Mit einer Mischung aus Gelassenheit und Nervosität schauen die europäischen Regierungen auf das Fiskalpakt-Referendum in Irland. In den Wahlkampf hat sich sogar der deutsche Botschafter in Dublin eingemischt. Unabhängig vom Ausgang steht der Sieger des Volksentscheids bereits fest.

In Irland läuft an diesem Donnerstag ein Referendum über den europäischen Fiskalpakt. Die 3,1 Millionen Wähler in Irland sind die einzigen in Europa, die selbst über das Abkommen abstimmen dürfen, das für mehr Haushaltsdisziplin in Europa sorgen soll. In allen anderen der insgesamt 25 Länder, die den Fiskalpakt ratifizieren wollen, entscheiden die Parlamente.

So heftig war ein Referendum in Irland schon lange nicht mehr umkämpft.

So heftig war ein Referendum in Irland schon lange nicht mehr umkämpft.

(Foto: REUTERS)

Die europäischen Regierungen schauen mit einer gewissen Nervosität auf das irische Referendum. Schließlich haben die Iren bereits zweimal, 2001 und 2008, in Referenden einen EU-Vertrag zunächst abgelehnt, um dann später in einem zweiten Anlauf doch zuzustimmen. Der irische Ministerpräsident Enda Kenny hat bereits erklärt, es werde dieses Mal keine zweite Abstimmung geben.

Zwar könnte der Fiskalpakt ohne Irland in Kraft treten. Denn dazu müssen ihn nur 12 der 17 Euroländer ratifizieren. Doch angesichts der Sorgen um Griechenland und Spanien wäre ein Nein aus Irland zweifellos ein höchst negatives Signal. Für die Bundesregierung wäre es zudem eine Schwächung ihres europäischen Sparkurses.

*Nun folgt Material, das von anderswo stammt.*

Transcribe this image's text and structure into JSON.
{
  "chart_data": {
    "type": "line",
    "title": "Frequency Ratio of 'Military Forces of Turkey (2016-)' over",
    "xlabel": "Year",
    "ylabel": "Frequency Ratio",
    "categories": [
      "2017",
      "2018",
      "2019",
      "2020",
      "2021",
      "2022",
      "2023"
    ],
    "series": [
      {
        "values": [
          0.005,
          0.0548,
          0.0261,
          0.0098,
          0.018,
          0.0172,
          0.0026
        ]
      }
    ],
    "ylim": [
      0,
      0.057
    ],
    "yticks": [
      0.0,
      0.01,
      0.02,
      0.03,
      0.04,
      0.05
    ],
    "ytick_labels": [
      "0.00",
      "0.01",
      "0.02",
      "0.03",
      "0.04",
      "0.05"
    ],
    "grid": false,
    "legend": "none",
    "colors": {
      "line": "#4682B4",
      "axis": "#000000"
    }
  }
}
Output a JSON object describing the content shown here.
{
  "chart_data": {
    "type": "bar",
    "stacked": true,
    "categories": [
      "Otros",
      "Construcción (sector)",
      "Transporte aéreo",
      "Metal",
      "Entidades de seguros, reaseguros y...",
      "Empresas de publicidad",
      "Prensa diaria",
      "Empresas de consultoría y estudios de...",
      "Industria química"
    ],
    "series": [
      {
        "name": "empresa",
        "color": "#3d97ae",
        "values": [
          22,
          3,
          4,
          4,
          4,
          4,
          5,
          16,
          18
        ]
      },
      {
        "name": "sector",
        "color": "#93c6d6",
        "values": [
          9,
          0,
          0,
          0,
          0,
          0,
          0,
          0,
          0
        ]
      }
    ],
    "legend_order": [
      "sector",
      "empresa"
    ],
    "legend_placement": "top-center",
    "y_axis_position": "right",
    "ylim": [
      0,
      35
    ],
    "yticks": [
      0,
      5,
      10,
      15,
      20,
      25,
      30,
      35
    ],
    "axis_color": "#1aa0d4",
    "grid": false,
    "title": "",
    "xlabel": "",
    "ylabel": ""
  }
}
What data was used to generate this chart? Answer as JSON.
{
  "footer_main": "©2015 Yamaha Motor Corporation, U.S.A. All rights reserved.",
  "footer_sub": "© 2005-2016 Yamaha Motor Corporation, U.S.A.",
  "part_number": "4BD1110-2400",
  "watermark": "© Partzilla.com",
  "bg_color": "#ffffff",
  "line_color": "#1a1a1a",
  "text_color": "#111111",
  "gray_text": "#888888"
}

Deutscher Botschafter droht

Und so hat sich auch der deutsche Botschafter in Dublin, Eckhard Lübkemeier, in den Wahlkampf eingemischt. Die Zustimmung zum Fiskalpakt sei ein "essentielles Quid pro quo für den ESM". Mit anderen Worten: Wenn Irland nicht zustimmt, gibt es bei künftigen Notlagen kein Geld aus dem künftigen Europäischen Stabilitätsmechanismus.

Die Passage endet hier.